Life is an emotional rollercoster....
Well it has been a long time since I have been able to sit and actually blog what has been going on. Ok where to start???... well I am sure you all know that Meggs and I have been moved into our new place 3 weeks yesterday... wow has it been that long? Crazy! Things are good in the new place nice to feel like we are out on our own and it is nice to come home to quiet! YAY! And as for organization well our office is a little unorganized to say the least, but for the most part the rest of the place it good!I am starting to recover from the move and the stress of the whole move and life on top of a move. It is so werid there have been times in the last 3 weeks where I have been asking God where am I suppose to be, why am I so worthless, and what is wrong with me. I have been really struggling with my confidence and just feeling like an out cast! So many things in life that can bring you down and I don't think I had been that down in a long time. The only thing that seemed to be going well or going at all was my relationship with God. And you know alot of people would say why are you complaining or so down for all you need is God? If that relationship is going well then things should be all good. I can agree with that at time but it is really important to be able to feel good about who you are, that you have friends and a family that support you, that you can have fun on any given day or situation. That you aren't walking around with your head hung because you feel like the out cast or the divder of friends. And on top of that you feel like a big failure!

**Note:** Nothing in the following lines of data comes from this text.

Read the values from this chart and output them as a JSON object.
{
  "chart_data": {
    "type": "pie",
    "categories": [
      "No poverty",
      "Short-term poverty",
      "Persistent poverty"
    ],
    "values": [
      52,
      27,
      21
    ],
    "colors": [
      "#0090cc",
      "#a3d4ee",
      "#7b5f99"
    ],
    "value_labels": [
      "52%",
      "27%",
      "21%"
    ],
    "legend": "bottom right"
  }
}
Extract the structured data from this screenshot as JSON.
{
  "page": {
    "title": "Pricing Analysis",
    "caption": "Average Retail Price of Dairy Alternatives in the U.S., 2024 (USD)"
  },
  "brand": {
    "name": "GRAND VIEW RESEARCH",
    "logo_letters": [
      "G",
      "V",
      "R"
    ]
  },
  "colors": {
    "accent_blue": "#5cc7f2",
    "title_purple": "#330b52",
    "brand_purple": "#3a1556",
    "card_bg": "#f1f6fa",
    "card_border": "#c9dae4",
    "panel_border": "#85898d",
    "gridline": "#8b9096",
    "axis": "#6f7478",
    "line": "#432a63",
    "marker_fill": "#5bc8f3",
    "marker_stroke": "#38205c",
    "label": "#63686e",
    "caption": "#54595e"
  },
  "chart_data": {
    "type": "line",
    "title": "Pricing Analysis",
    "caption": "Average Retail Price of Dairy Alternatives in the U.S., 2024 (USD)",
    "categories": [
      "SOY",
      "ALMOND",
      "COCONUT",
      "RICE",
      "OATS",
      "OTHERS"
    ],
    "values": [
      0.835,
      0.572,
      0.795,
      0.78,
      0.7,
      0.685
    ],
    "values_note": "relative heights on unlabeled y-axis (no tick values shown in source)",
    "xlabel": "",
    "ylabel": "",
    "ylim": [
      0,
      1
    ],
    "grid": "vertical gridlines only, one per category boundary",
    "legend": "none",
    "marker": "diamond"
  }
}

Now with that said I am not pointing fingers or asking for more support. This is my blog, in a way my journal a time for me to get out what I have been thinking, feeling, and needed. I need to let out what has been going on with out everyone around me going oh are you ok what can I do? Or I am sorry that I wasn't there...becuase that is not what I am saying. What I am saying is that I think it would be important for us to be able to have fun again as friends! When you can see that someone is down, go give them a hug tell that that you will be praying for them and see what you can do to bring them up. They don't need people always talking about the things that are getting them down. The more they talk about it, the more they get down and just get more upset. Plus I think that is also can cause us to gossip, or stretch the truth.. I know that at times I have done this and not meant to at all.
But that is just my feelings on this, if you don't agree that is fine. I have just been experienceing some things that I have been having a hard time dealing with, whether personal or even social...and I am tired of really haveing to work so hard on keeping everyone happy... I can't make everything good or work out perfect. I hate that I can't but the real and raw fact is that I CAN'T and I need to be ok with that. Can't well all try and come to the place where we are ok with not being able to always make things better? I know that I am struggling and it's not fun and i am working on it a lot.
For all the people that are reading my blog, I want you all to know that I am going to be working on having fun again in the group and not always focusing on the stress and hard times. If I see that you are not doing well, I'll be there for a hug anytime please know that!! And if I don't ask it dosen't mean that I don't care, it means that if you need to talk and need someone to pray with you, Please ask me I will be more then happy to listen and pray with you! And please please don't get affended if I don't want to talk about my feelings at that moment. It is not that I don't trust you or care to share, it maybe that I just need to focus on being happy right then.